Here and there a few translations appear awkward or, perhaps, misleading. At 18.66 “during all my time” for ἐκ παντὸς τοῦ χρόνου is both awkward and misleading; Demosthenes is simply referring to “all prior time” (cf. Yunis’ translation of the same phrase at 18.26 as “all along” and “since the beginning of time” at 18.203). The same is true of “during my lifetime” at 19.64 for ἐφ’ ἡμῶν; he would always want to say “us” and “our” in such passages. At 18.129, Yunis describes Aiskhines’ father “as slave to Elpias, the schoolteacher in the temple of Theseus”; for πρός we should say “near” or “around.” “Best” at 18.195 for οὐκ ἄξιον is a reversed and flippant version of what is a most somber, wishfully apotropaic avoidance of speaking of a far worse fate that the city could have faced. At 19.197 that poor Olynthian woman is persuaded to “eat a bit of dessert” for τρώγειν; if this seems most inventive, the invention is to be credited to Liddell and Scott. “Have a bit to eat” or “something to eat” would perhaps be better. In 19.325 (“. . . the walls of your Phocian allies were torn down. The Thebans did the tearing down, though Aeschines had dispersed them in his speech”) the “them” appears to refer to the walls of the Phokians but refers, in fact, to the people of Thebes.

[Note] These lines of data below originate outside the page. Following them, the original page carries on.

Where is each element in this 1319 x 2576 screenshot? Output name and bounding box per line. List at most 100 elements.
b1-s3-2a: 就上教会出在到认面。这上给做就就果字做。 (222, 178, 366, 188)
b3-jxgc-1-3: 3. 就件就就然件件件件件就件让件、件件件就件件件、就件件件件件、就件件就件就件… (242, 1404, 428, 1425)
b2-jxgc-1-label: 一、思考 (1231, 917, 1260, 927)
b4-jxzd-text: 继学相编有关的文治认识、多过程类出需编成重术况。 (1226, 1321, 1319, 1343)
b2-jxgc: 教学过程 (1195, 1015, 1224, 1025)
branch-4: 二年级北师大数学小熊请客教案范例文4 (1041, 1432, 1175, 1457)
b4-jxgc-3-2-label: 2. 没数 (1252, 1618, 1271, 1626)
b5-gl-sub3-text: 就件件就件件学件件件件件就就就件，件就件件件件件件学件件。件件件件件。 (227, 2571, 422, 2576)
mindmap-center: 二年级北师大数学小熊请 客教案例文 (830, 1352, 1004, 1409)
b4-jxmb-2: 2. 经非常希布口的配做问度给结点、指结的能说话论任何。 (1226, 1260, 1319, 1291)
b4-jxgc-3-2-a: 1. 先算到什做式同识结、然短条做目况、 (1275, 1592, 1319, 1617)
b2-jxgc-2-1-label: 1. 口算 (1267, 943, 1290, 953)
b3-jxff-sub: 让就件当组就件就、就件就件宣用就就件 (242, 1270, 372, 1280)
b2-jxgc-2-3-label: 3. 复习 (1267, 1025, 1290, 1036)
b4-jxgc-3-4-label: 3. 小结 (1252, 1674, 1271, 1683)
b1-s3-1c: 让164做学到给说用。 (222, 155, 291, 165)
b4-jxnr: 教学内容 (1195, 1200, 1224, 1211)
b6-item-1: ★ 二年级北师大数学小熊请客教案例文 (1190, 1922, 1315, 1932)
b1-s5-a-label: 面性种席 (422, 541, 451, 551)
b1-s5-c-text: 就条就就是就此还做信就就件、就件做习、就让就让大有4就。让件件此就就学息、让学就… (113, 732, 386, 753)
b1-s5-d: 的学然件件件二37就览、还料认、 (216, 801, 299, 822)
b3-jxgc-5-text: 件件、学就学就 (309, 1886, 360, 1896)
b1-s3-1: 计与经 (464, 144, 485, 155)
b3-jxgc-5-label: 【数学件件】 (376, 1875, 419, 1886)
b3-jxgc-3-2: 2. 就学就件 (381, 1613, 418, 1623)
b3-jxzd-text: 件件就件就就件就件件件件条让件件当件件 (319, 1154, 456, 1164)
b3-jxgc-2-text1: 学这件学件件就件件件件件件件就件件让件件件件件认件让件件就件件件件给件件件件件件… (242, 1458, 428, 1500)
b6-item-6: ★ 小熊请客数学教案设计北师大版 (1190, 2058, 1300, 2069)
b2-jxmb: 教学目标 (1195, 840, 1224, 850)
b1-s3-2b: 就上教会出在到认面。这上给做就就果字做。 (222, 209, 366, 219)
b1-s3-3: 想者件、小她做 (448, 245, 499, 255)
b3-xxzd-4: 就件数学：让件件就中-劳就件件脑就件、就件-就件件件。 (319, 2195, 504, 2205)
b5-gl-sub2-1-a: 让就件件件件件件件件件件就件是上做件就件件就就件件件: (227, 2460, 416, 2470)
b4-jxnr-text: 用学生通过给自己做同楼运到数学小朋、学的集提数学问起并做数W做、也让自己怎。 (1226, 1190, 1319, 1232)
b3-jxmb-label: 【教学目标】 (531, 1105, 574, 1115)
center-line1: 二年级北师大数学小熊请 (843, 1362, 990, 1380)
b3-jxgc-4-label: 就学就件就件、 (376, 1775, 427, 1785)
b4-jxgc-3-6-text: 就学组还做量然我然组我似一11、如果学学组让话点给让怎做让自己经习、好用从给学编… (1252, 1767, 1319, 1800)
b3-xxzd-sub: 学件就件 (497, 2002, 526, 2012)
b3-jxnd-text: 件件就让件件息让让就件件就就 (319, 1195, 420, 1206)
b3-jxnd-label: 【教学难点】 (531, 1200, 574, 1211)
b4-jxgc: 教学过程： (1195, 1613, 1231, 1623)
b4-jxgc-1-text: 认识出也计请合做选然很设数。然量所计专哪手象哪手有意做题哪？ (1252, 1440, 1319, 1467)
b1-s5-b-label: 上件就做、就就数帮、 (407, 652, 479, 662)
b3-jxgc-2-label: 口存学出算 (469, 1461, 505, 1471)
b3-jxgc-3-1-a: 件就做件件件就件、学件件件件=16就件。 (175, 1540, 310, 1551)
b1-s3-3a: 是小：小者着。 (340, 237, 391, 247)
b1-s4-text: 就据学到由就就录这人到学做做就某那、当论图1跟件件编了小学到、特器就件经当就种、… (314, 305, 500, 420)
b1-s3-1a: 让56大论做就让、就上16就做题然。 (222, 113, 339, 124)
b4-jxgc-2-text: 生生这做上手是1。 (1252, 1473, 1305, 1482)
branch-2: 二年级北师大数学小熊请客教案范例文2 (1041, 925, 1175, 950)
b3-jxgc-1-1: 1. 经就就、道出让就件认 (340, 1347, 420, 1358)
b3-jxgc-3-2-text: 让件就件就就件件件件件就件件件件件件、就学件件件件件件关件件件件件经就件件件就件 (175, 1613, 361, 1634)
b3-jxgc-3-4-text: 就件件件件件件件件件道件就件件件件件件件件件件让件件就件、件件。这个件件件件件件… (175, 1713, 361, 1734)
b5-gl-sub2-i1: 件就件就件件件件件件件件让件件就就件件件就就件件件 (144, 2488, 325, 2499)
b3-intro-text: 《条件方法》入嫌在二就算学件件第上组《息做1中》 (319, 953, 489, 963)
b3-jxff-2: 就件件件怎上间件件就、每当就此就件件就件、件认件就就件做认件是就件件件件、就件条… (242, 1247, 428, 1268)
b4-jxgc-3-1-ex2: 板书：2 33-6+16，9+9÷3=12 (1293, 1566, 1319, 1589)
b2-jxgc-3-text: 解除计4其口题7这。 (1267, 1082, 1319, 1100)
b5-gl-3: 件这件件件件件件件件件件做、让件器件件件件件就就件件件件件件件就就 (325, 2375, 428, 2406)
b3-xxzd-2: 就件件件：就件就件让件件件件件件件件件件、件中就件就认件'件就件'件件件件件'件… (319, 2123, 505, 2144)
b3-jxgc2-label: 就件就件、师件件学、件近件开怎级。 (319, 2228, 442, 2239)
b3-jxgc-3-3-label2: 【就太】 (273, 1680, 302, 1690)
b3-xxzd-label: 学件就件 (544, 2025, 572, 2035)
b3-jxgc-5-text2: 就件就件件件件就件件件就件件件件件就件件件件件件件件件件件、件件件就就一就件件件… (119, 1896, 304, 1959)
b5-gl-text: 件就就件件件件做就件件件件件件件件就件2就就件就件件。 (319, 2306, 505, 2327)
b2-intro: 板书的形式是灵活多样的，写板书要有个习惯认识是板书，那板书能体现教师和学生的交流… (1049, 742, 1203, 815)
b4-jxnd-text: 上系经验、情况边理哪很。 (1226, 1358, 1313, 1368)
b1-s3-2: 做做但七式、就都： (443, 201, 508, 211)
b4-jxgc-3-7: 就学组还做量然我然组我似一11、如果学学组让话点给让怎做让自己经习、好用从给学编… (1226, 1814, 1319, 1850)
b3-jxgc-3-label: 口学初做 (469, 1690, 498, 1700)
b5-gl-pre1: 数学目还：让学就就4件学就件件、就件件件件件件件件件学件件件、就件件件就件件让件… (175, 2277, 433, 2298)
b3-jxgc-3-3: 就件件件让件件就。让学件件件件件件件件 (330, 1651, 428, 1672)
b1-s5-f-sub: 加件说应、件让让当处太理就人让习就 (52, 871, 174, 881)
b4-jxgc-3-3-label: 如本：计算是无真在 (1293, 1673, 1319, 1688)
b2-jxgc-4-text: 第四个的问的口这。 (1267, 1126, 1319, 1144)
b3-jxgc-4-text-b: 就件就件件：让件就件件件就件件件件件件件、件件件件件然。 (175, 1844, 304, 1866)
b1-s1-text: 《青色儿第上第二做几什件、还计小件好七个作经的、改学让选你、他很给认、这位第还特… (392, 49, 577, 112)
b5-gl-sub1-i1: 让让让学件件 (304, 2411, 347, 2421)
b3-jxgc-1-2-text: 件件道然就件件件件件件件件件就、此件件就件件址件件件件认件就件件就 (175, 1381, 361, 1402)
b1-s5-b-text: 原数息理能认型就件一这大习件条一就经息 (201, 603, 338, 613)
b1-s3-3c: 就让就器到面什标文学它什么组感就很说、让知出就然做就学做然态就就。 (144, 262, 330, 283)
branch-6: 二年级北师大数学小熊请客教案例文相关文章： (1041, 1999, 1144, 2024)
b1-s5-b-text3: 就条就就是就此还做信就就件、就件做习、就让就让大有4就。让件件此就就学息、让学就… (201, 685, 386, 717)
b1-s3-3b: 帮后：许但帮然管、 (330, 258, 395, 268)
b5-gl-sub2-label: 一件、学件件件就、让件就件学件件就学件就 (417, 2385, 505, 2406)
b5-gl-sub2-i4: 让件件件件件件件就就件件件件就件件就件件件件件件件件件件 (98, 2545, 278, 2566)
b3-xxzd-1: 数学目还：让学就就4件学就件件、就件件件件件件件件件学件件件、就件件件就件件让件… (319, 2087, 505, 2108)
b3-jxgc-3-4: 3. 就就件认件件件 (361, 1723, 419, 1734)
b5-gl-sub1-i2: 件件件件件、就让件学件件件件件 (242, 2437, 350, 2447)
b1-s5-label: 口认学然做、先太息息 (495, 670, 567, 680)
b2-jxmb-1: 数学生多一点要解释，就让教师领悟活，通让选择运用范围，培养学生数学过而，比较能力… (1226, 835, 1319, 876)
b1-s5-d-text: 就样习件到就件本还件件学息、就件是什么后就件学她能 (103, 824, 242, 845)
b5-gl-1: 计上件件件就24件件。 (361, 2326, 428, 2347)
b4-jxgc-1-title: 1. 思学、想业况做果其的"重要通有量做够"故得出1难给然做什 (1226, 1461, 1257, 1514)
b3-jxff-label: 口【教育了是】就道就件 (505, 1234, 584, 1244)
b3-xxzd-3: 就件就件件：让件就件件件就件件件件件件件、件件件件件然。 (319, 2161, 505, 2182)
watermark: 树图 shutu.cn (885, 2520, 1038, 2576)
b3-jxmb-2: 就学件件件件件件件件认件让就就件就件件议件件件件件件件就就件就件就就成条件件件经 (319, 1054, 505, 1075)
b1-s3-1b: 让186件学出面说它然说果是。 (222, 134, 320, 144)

There are a few places that appear to be more than awkward. For instance, at 18.201, the aorists in a mixed contrary to fact should be translated as pluperfects in English: “if events had turned out as they have, and Philip had been elected leader and master of all.” At 19.41 Yunis keeps Demosthenes’ quote from a letter of Philip as a direct quote but shifts it into past tense, thereby defeating Demosthenes’ effort at vividness. At 19.66 the presence of “done” seems in error when Demosthenes is speaking of the Phokians who “should, because of these men, meet the opposite fate and be allowed to suffer what no other Greeks have done“: “have done” should be “have” or “have suffered,” and the perfects, τετυχηκέναι and περιῶφθαι should be “have met” and “have been allowed.” At 19.81 Demosthenes speaks of Philip’s “mercenaries,” ξένοι, not “Philip’s soldiers.” At 19.265, “ignored them” is the opposite of what ἀποβλέπω means. At 19.288 the periphrastic perfect καταστήσασα ἔχει should be “have humiliated” not “humiliated,” and in the next sentence “what your decisions would be” for τί παρ’ ὑμῖν ἐψήφισται should be “what had been decided among you.”
This closing list of quibbles should not dim my opening praise of these new translations: I have heard Demosthenes more clearly in these translations than elsewhere. The production standards are very high. I have failed to find a single typographical error, and the print is crisp and clear on good paper. The stitched, signature-bound hardbacks in this series are so well produced and so modestly priced that I recommend the hardback version of this new volume for those who want to get many good years out of this excellent new translation.